Physician-assisted death (also known as physician-assisted suicide) is now legal in four states, either through legislation (Vermont), ballot initiative (Oregon and Washington) or state supreme court ruling (Montana). With a favorable February ruling by Judge Nan Nash of the New Mexico Second Judicial District (now under appeal by the state Attorney General), New Mexico may be next. An attempt in Michigan in 1998 (Proposal B) was overwhelmingly defeated, 79% to 21%, despite pre-ballot polling that suggested overwhelming support.
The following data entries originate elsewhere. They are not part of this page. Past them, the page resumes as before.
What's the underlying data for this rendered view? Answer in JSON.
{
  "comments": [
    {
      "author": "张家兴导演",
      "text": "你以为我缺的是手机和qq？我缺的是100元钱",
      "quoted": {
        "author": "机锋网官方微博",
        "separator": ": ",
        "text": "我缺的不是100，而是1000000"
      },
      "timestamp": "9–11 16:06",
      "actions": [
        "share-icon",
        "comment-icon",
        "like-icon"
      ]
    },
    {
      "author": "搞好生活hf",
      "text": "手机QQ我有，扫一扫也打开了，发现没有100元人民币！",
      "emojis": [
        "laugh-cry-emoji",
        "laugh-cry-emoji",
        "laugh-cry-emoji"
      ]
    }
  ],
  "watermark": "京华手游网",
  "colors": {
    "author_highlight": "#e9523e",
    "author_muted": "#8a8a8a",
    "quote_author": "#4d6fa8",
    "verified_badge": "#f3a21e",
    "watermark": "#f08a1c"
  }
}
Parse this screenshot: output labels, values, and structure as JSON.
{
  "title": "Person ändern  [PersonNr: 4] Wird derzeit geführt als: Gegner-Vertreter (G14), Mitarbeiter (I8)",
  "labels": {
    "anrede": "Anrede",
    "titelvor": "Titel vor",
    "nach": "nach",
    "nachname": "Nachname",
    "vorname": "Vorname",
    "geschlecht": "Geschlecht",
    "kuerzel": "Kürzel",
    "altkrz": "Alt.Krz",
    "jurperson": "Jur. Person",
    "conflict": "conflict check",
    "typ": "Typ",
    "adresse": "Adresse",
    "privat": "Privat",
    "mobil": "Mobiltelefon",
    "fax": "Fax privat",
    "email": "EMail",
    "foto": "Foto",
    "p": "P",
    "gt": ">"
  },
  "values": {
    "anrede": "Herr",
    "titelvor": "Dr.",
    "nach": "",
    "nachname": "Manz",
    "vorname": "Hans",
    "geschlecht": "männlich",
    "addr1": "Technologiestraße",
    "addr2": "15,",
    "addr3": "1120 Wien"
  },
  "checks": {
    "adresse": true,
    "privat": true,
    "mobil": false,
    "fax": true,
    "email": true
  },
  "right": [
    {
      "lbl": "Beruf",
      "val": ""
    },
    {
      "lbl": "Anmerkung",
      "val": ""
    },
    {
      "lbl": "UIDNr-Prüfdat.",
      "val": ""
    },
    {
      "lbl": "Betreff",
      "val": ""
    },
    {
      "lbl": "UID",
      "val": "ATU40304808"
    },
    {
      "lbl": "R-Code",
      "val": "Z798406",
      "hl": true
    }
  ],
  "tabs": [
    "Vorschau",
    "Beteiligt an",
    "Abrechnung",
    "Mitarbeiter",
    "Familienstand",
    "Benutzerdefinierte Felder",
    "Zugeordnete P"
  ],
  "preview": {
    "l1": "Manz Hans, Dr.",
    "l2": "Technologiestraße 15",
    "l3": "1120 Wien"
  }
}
In the discussion, speakers and attendees explored this debate and tried to decide: if another proposal were brought before Michigan voters, should it pass this time?

Tom Tomlinson, Ph.D.
Tom Tomlinson is Director of the Center for Ethics and Humanities in the Life Sciences and Professor in the Department of Philosophy, Michigan State University.

Ed Rivet, MPA
Ed Rivet is Legislative Director for Right to Life of Michigan.

About Bioethics for Breakfast:
In 2010, Hall, Render, Killian, Heath & Lyman invited the Center for Ethics to partner on a bioethics seminar series. The Center for Ethics and Hall Render invite guests from the health professions, religious and community organizations, political circles, and the academy to engage in lively discussions of topics spanning the worlds of bioethics, health law, business, and policy. For each event, the Center selects from a wide range of controversial issues and provides two presenters either from our own faculty or invited guests, who offer distinctive, and sometimes clashing, perspectives. Those brief presentations are followed by a moderated open discussion.